Самолет лежал на брюхе. Мы подползли. Это был штабной „Физелер-Шторх“. Он упал между русскими и нашими позициями.
Стараясь ничем не звякнуть, с трудом сдвинули деформировавшийся при падении дюраль и влезли внутрь.
— Ящики, — прошептал Цоллер. — Наверное, консервы! Я же говорил! — радостно срывался его голос.
Ящики оказались вскрытыми. Кто-то до нас побывал здесь. В них лежали не консервы: в прорыве туч, разорванных ветром, выглянула луна, и свет ее, как дуновение, скользнул по тускло засиявшим металлическим кругляшкам — значкам за ранение — и по Железным крестам.
Каждый из нас мечтал получить такой орден. Сейчас мы с Цоллером могли набить ими полные карманы.
„Бессмыслица“ — опять откликнулось в мозгу цепкое словечко. Круглая физиономия Цоллера вдруг сморщилась, расплылась, и он заплакал.
— Ну что вы, Густав, — я пытался его утешить, готовый завыть сам. — Заглянем в кабину и будем сматываться отсюда…
На полу, в узком пространстве ничком лежал мертвец в комбинезоне.

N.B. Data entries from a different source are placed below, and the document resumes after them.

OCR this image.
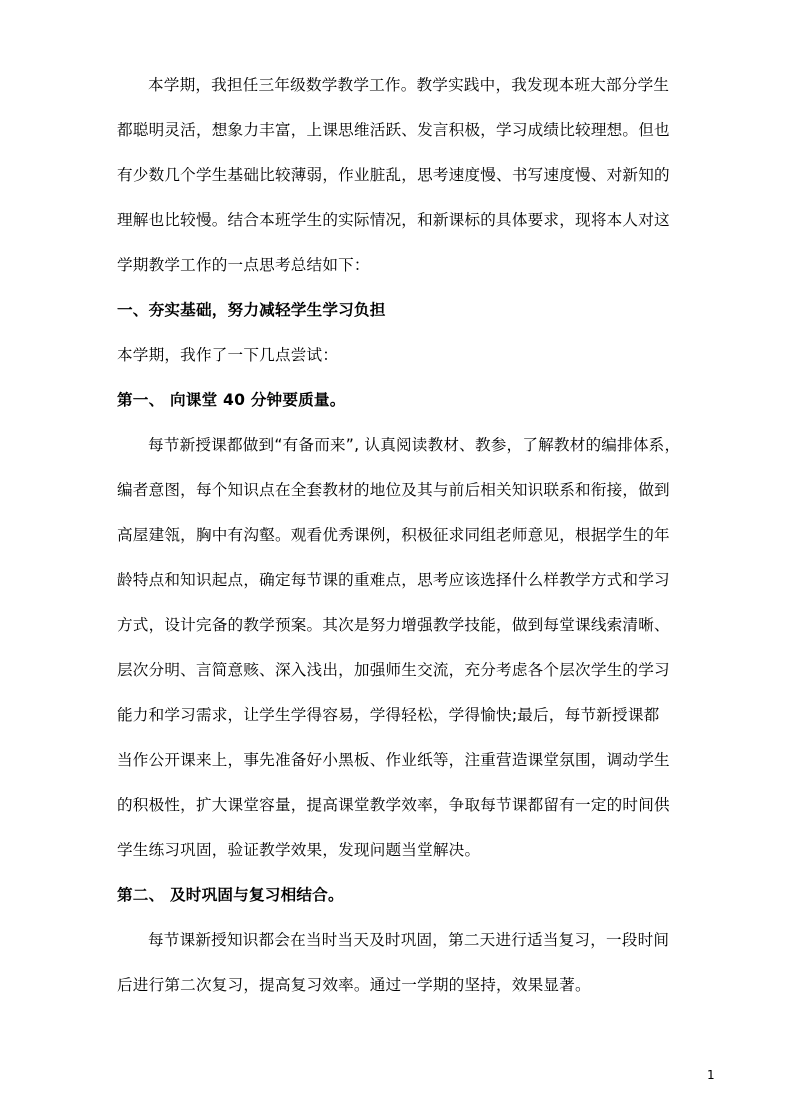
本学期，我担任三年级数学教学工作。教学实践中，我发现本班大部分学生
都聪明灵活，想象力丰富，上课思维活跃、发言积极，学习成绩比较理想。但也
有少数几个学生基础比较薄弱，作业脏乱，思考速度慢、书写速度慢、对新知的
理解也比较慢。结合本班学生的实际情况，和新课标的具体要求，现将本人对这
学期教学工作的一点思考总结如下：
一、夯实基础，努力减轻学生学习负担
本学期，我作了一下几点尝试：
第一、 向课堂 40 分钟要质量。
每节新授课都做到“有备而来”, 认真阅读教材、教参，了解教材的编排体系，
编者意图，每个知识点在全套教材的地位及其与前后相关知识联系和衔接，做到
高屋建瓴，胸中有沟壑。观看优秀课例，积极征求同组老师意见，根据学生的年
龄特点和知识起点，确定每节课的重难点，思考应该选择什么样教学方式和学习
方式，设计完备的教学预案。其次是努力增强教学技能，做到每堂课线索清晰、
层次分明、言简意赅、深入浅出，加强师生交流，充分考虑各个层次学生的学习
能力和学习需求，让学生学得容易，学得轻松，学得愉快;最后，每节新授课都
当作公开课来上，事先准备好小黑板、作业纸等，注重营造课堂氛围，调动学生
的积极性，扩大课堂容量，提高课堂教学效率，争取每节课都留有一定的时间供
学生练习巩固，验证教学效果，发现问题当堂解决。
第二、 及时巩固与复习相结合。
每节课新授知识都会在当时当天及时巩固，第二天进行适当复习，一段时间
后进行第二次复习，提高复习效率。通过一学期的坚持，效果显著。
1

Сдвинуть с места, перевернуть его, чтоб взять документы и личный знак, не было ни сил, ни возможности — он закаменел. Другой сидел в пилотском кресле, запрокинув голову, тяжко уронив руки вдоль тела. Лицо его было словно из серого воска; скованное смертью и морозом, оно матово поблескивало в лунном свете, скользившем сквозь плексиглас; рот приоткрыт, страшными казались зубы — белые, красивые, будто зубы еще живого человека. И только в широко раскрытых неподвижных глазах, в которых не было ни боли, ни ужаса, ни муки, мутнели в затянувшей их пленочке холод, пустота и вечность… Кобура его была открыта и пуста, комбинезон расстегнут, все карманы тоже, планшет исчез — болтались обрезанные постромки.